By employing VLT® drives with back channel cooling, the mine saves approximately 80 kW of electrical power. This benefit exceeds the power savings achieved by using high-efficiency motors instead of standard efficiency motors on the site.
At the Kolomela iron ore mine in South Africa, three 710 kW VLT® drives are installed on a mine dewatering system that distributes water to the plant operations as well as the local town water supply.
The traditional solution in the South African mining industry is to install drives in an enclosed MCC substation for protection from mining contaminants. Iron ore mines are known to be particularly dusty environments, with particles down to a few microns in size. This dust is not compatible with electronics, and so the closed, controlled air environment in the substation ensures the drives are kept cool and clean. However, to maintain the correct indoor temperature, the heat generated by the drives needs to be removed from the substation by an air conditioner.
Reduced air conditioning load
The load on the air conditioning system due to the heat loss from the drives and other equipment in the substation normally results in a relatively high power consumption of the air conditioning system. However in this case VLT® drives offer the ideal solution, with built-in back channel cooling, which significantly reduces the heat load in the substation from the drives. By employing VLT® drives, the power consumption in the substation was reduced by 80 kW,
- due to lower heat losses from the drives
- lower heat loads in the substation as a result of back channel cooling
- resultant lower power consumption of the air conditioning system in the substation.

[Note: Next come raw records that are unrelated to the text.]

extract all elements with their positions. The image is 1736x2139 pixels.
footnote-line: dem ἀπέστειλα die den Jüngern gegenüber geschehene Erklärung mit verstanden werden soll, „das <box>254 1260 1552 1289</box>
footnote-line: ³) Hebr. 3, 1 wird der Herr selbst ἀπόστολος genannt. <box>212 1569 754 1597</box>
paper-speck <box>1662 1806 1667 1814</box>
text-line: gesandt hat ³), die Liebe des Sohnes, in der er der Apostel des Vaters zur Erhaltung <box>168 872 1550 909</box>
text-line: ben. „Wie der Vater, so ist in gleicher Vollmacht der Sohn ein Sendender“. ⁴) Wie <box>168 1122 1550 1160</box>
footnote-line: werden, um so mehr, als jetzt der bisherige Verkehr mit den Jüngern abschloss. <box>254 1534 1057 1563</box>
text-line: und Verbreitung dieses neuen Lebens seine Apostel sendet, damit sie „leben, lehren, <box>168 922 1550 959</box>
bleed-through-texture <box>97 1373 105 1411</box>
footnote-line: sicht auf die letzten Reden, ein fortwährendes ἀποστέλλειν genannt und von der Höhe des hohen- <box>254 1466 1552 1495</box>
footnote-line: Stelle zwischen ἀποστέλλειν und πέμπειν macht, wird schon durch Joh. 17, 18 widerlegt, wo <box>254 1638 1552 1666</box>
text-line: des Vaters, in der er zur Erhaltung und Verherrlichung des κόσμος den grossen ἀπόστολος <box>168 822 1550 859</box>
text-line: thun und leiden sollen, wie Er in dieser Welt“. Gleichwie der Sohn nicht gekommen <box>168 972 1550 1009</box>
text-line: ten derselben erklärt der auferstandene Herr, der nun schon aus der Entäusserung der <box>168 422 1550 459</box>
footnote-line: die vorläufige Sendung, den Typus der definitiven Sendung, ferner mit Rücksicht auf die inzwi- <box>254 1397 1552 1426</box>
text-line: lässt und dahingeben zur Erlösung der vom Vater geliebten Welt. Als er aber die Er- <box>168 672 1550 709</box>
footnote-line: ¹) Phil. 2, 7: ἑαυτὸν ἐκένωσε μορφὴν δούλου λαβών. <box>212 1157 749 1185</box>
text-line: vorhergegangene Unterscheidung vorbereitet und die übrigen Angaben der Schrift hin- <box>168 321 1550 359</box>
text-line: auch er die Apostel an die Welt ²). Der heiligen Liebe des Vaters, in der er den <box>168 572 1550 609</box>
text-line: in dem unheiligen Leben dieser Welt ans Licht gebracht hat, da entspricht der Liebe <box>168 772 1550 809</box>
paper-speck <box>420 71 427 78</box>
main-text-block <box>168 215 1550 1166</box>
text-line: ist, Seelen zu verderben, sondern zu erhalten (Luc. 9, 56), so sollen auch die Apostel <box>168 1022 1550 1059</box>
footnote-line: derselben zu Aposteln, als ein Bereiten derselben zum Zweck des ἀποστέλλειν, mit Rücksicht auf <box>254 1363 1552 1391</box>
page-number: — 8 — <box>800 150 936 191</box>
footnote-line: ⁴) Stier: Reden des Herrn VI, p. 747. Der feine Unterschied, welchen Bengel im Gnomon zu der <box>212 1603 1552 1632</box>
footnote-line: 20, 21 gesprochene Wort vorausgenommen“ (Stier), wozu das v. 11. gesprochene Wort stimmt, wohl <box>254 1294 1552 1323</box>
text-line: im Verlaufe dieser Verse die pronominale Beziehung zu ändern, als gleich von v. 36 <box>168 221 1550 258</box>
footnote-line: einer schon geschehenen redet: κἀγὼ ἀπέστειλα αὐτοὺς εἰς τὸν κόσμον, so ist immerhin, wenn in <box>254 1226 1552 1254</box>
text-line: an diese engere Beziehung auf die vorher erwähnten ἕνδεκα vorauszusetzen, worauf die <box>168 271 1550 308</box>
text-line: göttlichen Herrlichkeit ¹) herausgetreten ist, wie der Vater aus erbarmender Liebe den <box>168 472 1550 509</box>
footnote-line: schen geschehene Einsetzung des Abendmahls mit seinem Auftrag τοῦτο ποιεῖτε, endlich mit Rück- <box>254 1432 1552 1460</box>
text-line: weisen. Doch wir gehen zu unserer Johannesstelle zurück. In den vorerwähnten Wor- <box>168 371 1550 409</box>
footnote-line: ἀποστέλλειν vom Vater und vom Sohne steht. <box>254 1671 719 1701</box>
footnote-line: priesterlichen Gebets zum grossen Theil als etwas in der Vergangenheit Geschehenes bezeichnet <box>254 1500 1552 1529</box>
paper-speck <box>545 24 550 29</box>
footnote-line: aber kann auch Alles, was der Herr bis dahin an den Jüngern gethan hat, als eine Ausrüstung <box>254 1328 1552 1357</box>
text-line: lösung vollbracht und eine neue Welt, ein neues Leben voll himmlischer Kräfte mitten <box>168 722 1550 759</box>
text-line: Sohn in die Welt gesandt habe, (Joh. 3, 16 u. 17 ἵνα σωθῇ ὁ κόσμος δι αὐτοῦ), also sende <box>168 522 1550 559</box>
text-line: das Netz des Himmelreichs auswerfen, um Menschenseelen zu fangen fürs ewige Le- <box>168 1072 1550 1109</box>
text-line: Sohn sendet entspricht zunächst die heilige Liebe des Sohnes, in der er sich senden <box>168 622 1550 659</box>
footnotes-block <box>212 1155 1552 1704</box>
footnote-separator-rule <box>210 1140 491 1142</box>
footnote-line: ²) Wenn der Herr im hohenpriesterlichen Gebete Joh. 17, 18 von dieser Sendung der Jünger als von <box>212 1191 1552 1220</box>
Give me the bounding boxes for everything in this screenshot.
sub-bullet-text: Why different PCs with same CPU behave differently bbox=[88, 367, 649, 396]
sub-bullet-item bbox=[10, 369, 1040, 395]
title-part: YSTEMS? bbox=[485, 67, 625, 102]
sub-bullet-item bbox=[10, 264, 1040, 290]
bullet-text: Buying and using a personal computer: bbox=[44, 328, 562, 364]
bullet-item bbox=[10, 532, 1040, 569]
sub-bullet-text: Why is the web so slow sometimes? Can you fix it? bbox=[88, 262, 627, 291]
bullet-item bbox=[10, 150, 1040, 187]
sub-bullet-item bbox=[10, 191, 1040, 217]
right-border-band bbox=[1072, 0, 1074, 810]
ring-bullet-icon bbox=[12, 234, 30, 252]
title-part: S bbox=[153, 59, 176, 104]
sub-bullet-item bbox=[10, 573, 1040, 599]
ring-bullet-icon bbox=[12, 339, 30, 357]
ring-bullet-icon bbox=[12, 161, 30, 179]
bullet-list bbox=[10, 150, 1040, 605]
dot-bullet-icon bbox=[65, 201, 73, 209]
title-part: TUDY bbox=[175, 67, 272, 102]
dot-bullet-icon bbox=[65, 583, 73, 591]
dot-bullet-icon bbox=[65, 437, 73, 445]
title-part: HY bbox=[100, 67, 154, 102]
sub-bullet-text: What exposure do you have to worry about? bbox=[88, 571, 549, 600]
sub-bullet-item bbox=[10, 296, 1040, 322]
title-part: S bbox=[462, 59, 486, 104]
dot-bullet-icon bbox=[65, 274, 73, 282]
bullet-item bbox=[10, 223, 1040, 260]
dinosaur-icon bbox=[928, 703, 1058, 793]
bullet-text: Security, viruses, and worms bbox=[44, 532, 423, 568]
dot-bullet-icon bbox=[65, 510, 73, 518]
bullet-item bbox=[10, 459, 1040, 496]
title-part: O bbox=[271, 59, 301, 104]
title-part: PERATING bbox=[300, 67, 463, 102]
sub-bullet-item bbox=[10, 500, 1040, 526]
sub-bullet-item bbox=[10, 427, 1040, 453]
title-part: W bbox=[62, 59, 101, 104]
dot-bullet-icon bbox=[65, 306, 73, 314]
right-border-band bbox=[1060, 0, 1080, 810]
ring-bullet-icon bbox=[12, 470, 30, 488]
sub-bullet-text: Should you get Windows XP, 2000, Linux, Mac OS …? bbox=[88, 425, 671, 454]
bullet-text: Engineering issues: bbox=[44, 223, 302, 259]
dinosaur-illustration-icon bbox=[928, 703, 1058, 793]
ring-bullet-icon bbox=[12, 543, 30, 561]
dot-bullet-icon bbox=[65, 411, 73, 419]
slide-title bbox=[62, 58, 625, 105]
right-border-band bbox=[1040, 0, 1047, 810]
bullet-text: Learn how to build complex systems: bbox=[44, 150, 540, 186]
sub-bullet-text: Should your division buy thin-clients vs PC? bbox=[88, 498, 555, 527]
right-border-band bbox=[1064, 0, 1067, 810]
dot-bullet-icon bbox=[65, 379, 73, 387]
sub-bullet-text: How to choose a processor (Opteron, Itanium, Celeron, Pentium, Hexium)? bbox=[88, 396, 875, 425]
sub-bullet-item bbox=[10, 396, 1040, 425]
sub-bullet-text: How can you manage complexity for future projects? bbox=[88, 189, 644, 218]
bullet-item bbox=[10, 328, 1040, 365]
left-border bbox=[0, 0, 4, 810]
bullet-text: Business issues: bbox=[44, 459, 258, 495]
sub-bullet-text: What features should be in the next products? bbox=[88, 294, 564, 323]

The significantly smaller heat load enabled installation of a smaller, lower cost air conditioning system. This system has lower power consumption and operating costs.
Using the Danfoss back-channel cooling concept, air from outside the MCC substation is channeled through the floor of the substation, blown through the VLT® heatsink area, and then exhausted back out of the substation using simple ducting and without affecting the substation pressurization.
During development of the mine, the focus was on optimizing energy efficiency by all possible means. High-efficiency motors were specified for the entire mine site, estimated to provide 65 kW power savings by comparison with standard efficiency motors. Nonetheless, the 80 kW power savings generated by the mine dewatering VLT® drives alone equate to even more than the total savings gained by selecting high-efficiency motors.
In a mine substation, use of VLT® drives with back channel cooling typically provides annual energy operating cost savings that are equivalent to approximately 8%-10% of the total purchase cost of all VLT® drives, compared to using alternative drives.
Taking advantage of back channel cooling requires installation of extra ducting (and sometimes filters), but this is achievable at a lower cost than not using back channel cooling. Without back channel cooling a significantly higher heat load from the drives accumulates in the substation, requiring purchase of a bigger, more expensive air conditioning system – and a larger power bill.
Therefore the payback for back channel cooling is instant. The mine achieves a net saving from day one of operations.
No-maintenance filter. Install and ignore it for ten years or more
Due to the harsh and dusty environment on the Kolomela iron ore mine site, an air filter is required to clean the air before it enters the heat sink channel of the VLT® drive.
What makes this air filter installation innovative is the use of a spin filter system. The spin filter used in the back channel cooling ductwork system for this substation uses a cyclone effect to provide a simple, maintenance free, clean air solution.
The alternative is a particulate air filter, which acts by blocking dust from passing through. Particulate air filters are however considered unsuitable for iron ore mine sites because they clog up due to the fine dust and therefore require a high level of maintenance.
Automatic Energy Optimization
The pumping system offers additional savings by utilizing the Automatic Energy Optimization (AEO) feature of the drive. Activating AEO ensures that motor magnetization is always at the optimum, real time requirement, and that no energy is expended unnecessarily.
In addition to the 710 kW dewatering pump drives at this mine site, there are many other VLT drives rated from 11 kW to 800 kW, reliably controlling equipment including
- Feed conveyors
- Buffer stockpile conveyor
- Train load out station conveyor
- Slew and long travel drive motors on the
- bucket wheel reclaimer
- fine ore stacker and
- lumpy ore stacker
Kumba Iron Ore’s Kolomela Mine comprises three open-cut pits and is a full dry-crush and screen operation, situated near the town of Postmasburg in the Northern Cape province of South Africa. The processing plant where the VLT® drives are installed was commissioned in 2011. During 2013 Kolomela mine produced 10.8 Mt iron ore, almost 2 Mt above the original target of 9Mt. The name “Kolomela” means “to dig deeper or further, to persevere”. Kumba Iron Ore, a member of the Anglo American plc group, is a leading value-adding supplier of high-quality iron ore to the global steel industry.